Lo scorso 9 settembre l'Agenzia delle Entrate ha emanato una risoluzione che specifica come le agevolazioni per l'acquisto della prima casa non si perdano qualora la casa coniugale sia venduta in seguito a separazione.

 Bisogna però essere più precisi in quanto la risoluzione 80/2019 dell'Agenzia delle Entrate prevede che nell'accordo di separazione omologato dal giudice siano previste delle clausole dedicate.

Cerchiamo di fare maggiore chiarezza su questo argomento e da che cosa è nata poi la risoluzione sopra menzionata.

Bonus prima casa: quesito posto da uno dei contribuenti

La precisazione sul mantenimento del bonus prima casa si è resa necessaria in seguito a una precisa domanda che ha posto un contribuente che aveva acquistato insieme a sua moglie un appartamento, usufruendo delle agevolazioni previste per l'acquisto della prima casa.

Successivamente però la vita coniugale non è andata secondo le previsioni e i due coniugi si sono separati in maniera consensuale con un accordo omologato dal giudice.
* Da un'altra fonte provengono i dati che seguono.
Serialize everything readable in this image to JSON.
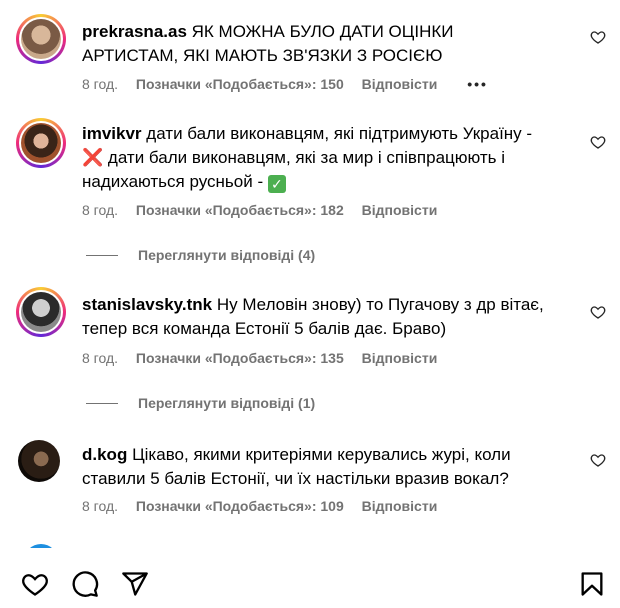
{
  "comments": [
    {
      "username": "prekrasna.as",
      "text": "ЯК МОЖНА БУЛО ДАТИ ОЦІНКИ АРТИСТАМ, ЯКІ МАЮТЬ ЗВ'ЯЗКИ З РОСІЄЮ",
      "time": "8 год.",
      "likes": "Позначки «Подобається»: 150",
      "reply": "Відповісти",
      "more": "•••"
    },
    {
      "username": "imvikvr",
      "text_part1": "дати бали виконавцям, які підтримують Україну -",
      "mark1": "❌",
      "text_part2": "дати бали виконавцям, які за мир і співпрацюють і надихаються русньой -",
      "mark2": "✅",
      "time": "8 год.",
      "likes": "Позначки «Подобається»: 182",
      "reply": "Відповісти",
      "view_replies": "Переглянути відповіді (4)"
    },
    {
      "username": "stanislavsky.tnk",
      "text": "Ну Меловін знову) то Пугачову з др вітає, тепер вся команда Естонії 5 балів дає. Браво)",
      "time": "8 год.",
      "likes": "Позначки «Подобається»: 135",
      "reply": "Відповісти",
      "view_replies": "Переглянути відповіді (1)"
    },
    {
      "username": "d.kog",
      "text": "Цікаво, якими критеріями керувались журі, коли ставили 5 балів Естонії, чи їх настільки вразив вокал?",
      "time": "8 год.",
      "likes": "Позначки «Подобається»: 109",
      "reply": "Відповісти"
    }
  ],
  "bottom_bar": {
    "icons": [
      "heart-icon",
      "comment-icon",
      "share-icon",
      "bookmark-icon"
    ]
  },
  "colors": {
    "secondary_text": "#737373",
    "story_ring": [
      "#f9ce34",
      "#ee2a7b",
      "#6228d7"
    ]
  }
}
L'accordo di separazione prevedeva delle clausole specifiche e tra queste la previsione di vendere la casa coniugale da parte dei coniugi prima della decorrenza dei 5 anni, termine necessario per mantenere i benefici per l'acquisto della prima casa, dividendo poi il ricavato della vendita in misura eguale e pari al 50% ciascuno.
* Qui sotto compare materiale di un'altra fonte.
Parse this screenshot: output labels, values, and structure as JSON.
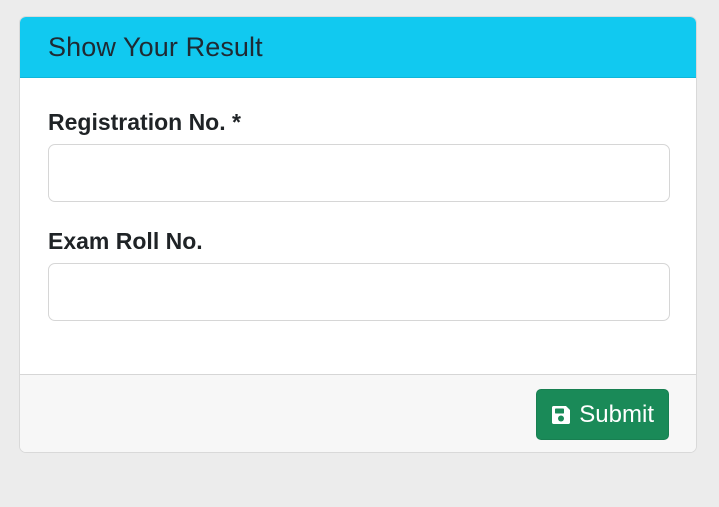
{
  "card": {
    "title": "Show Your Result"
  },
  "form": {
    "registration_label": "Registration No. *",
    "registration_value": "",
    "exam_roll_label": "Exam Roll No.",
    "exam_roll_value": ""
  },
  "footer": {
    "submit_label": "Submit",
    "submit_icon": "floppy-disk-save-icon"
  },
  "colors": {
    "header_bg": "#11c9f0",
    "submit_bg": "#1a8a58",
    "page_bg": "#ececec"
  }
}
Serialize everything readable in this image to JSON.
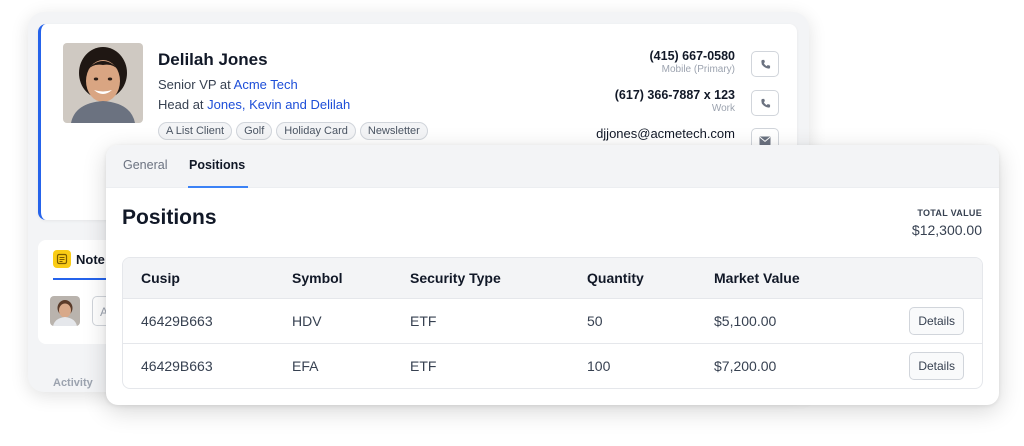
{
  "contact": {
    "name": "Delilah Jones",
    "title_prefix": "Senior VP at ",
    "title_company": "Acme Tech",
    "role_prefix": "Head at ",
    "role_org": "Jones, Kevin and Delilah",
    "tags": [
      "A List Client",
      "Golf",
      "Holiday Card",
      "Newsletter"
    ],
    "phones": [
      {
        "number": "(415) 667-0580",
        "label": "Mobile (Primary)"
      },
      {
        "number": "(617) 366-7887 x 123",
        "label": "Work"
      }
    ],
    "email": "djjones@acmetech.com"
  },
  "notes": {
    "tab_label": "Note",
    "input_placeholder": "A"
  },
  "activity": {
    "label": "Activity"
  },
  "positions": {
    "tabs": [
      {
        "label": "General",
        "active": false
      },
      {
        "label": "Positions",
        "active": true
      }
    ],
    "title": "Positions",
    "total_label": "TOTAL VALUE",
    "total_value": "$12,300.00",
    "columns": [
      "Cusip",
      "Symbol",
      "Security Type",
      "Quantity",
      "Market Value"
    ],
    "rows": [
      {
        "cusip": "46429B663",
        "symbol": "HDV",
        "type": "ETF",
        "quantity": "50",
        "market_value": "$5,100.00",
        "action": "Details"
      },
      {
        "cusip": "46429B663",
        "symbol": "EFA",
        "type": "ETF",
        "quantity": "100",
        "market_value": "$7,200.00",
        "action": "Details"
      }
    ]
  },
  "colors": {
    "accent": "#2563eb",
    "tab_underline": "#3b82f6",
    "link": "#1d4ed8",
    "note_icon": "#facc15"
  },
  "icons": {
    "phone": "phone-icon",
    "mail": "mail-icon",
    "note": "note-icon"
  }
}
A questo punto, uno dei venditori non riuscendo ad acquistare una nuova abitazione entro 1 anno dalla cessione, ha posto il quesito se la cessione dell'appartamento a terzi, in virtù di una specifica clausola inserita nell'accordo di separazione, comportava la decadenza delle agevolazioni per l'acquisto della stessa come prima casa.